The oral exam also had a strong psychological component, said Vydareny, with some residents so fearful and anxious during testing that they couldn’t perform normally.
Testing Concerns
The change in timing and structure caused controversy, and those affected by the change aren’t sure of the implications. “Personally I feel like we’re in a bubble year,” said Tahvilian. Since much of the test is multiple choice, some residents are concerned that it doesn’t test the actual skills a diagnostic radiologist needs. “When you see a case, the patient isn’t going to have options with the diagnosis. You have to be able to take a differential and, from your knowledge, list the differential in the order that it is. This test might be taking away from that. No one really knows.”

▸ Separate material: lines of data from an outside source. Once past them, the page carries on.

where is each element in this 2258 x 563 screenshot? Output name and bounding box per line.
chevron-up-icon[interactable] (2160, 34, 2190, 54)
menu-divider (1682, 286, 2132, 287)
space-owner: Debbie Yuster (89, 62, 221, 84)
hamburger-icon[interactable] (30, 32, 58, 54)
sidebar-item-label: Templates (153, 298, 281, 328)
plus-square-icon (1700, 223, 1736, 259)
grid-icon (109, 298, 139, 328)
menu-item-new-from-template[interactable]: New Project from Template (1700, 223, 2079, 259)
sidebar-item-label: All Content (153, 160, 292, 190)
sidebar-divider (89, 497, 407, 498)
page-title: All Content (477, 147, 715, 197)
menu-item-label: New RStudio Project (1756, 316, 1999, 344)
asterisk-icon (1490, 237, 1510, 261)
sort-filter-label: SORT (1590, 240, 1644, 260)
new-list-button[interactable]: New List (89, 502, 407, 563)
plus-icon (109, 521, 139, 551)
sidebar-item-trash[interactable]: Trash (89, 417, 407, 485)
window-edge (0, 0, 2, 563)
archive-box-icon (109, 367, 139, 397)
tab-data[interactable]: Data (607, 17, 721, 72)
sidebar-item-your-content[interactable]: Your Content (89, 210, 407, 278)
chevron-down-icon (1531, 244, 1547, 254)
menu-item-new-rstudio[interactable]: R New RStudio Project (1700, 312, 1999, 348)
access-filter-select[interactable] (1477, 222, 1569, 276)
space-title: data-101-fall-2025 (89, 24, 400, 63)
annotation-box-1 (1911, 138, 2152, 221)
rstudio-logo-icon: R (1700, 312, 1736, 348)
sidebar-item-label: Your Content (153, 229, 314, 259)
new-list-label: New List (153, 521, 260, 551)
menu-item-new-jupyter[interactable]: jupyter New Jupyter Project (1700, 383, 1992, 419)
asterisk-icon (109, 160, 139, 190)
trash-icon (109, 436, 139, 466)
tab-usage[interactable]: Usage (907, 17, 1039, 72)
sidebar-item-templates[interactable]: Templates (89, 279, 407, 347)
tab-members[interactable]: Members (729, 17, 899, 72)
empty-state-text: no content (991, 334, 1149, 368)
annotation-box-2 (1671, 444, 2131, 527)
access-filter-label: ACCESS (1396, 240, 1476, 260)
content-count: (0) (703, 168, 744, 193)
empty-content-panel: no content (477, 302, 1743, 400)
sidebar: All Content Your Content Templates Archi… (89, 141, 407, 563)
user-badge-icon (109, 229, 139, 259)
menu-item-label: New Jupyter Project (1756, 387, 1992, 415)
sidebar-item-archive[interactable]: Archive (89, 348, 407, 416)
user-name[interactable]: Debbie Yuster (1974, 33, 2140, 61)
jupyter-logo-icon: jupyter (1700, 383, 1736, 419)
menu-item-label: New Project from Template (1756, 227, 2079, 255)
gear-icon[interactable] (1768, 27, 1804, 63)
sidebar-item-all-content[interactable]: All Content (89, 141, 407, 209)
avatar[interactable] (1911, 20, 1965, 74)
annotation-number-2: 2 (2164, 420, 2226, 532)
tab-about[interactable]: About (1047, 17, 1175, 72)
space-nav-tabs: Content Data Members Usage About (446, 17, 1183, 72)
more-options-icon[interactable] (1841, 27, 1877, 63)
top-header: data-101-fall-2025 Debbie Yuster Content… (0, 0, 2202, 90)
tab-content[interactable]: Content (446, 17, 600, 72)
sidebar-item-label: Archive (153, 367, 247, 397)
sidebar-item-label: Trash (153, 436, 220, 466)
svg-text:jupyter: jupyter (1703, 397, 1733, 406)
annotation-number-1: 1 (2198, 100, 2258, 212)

While the majority of the exam is multiple choice, said Vydareny, there are other types of questions, including labeling anatomic structures, and matching diagnoses to images. They’re hoping to continue adding new question types that don’t just test fact-based recall, but rather knowledge synthesis and management decisions, a part of the previous oral exam, she said. “Maybe in the future, we would have people dictate reports to more reflect what we do. We’re continuing to work on ways to make the exams more reflective of the actual practice of radiology.”
Some residents are also concerned about the test timing, since interviews for abdominal, neuroradiology and interventional radiology fellowships are a few months before the exam. While it did not affect her, Walker said several in her program interviewed in that time period and submitted rank lists on April 30. They find out the match result the week after the core exam. “Those people have complained that they couldn’t attend staff board reviews because they’re traveling for interviews,” she said, and it has been stressful for them.
Residents are also concerned that they won’t graduate from their residency program as board certified. They’ll be board-eligible and can take the certifying exam 15 months after residency ends. “With the job market as tough as it is, will they hire board residents or hold off until we’re board certified?” said Tahvilian.
“We’re very aware of those concerns,” Vydareny said, noting that the market has been tight for several years independent of the examinations. It’s something the ABR will continue monitoring, especially since the certifying exam hasn’t yet been given. The 2010 class was the first one affected by exam changes, and the initial certifying exam isn’t given until October, 2015.
Any high impact test is stressful, and one with changes, even more so. “We were very anxious and there are probably not any words of comfort I could give,” Bigger said. “As long as people are putting the time in before the exam, most people will find that it was reasonable and that they were well prepared. At the end of the day, as much as any test is a frightening thing to do, I thought it was reasonable. But I’m glad I don’t have to take it again.”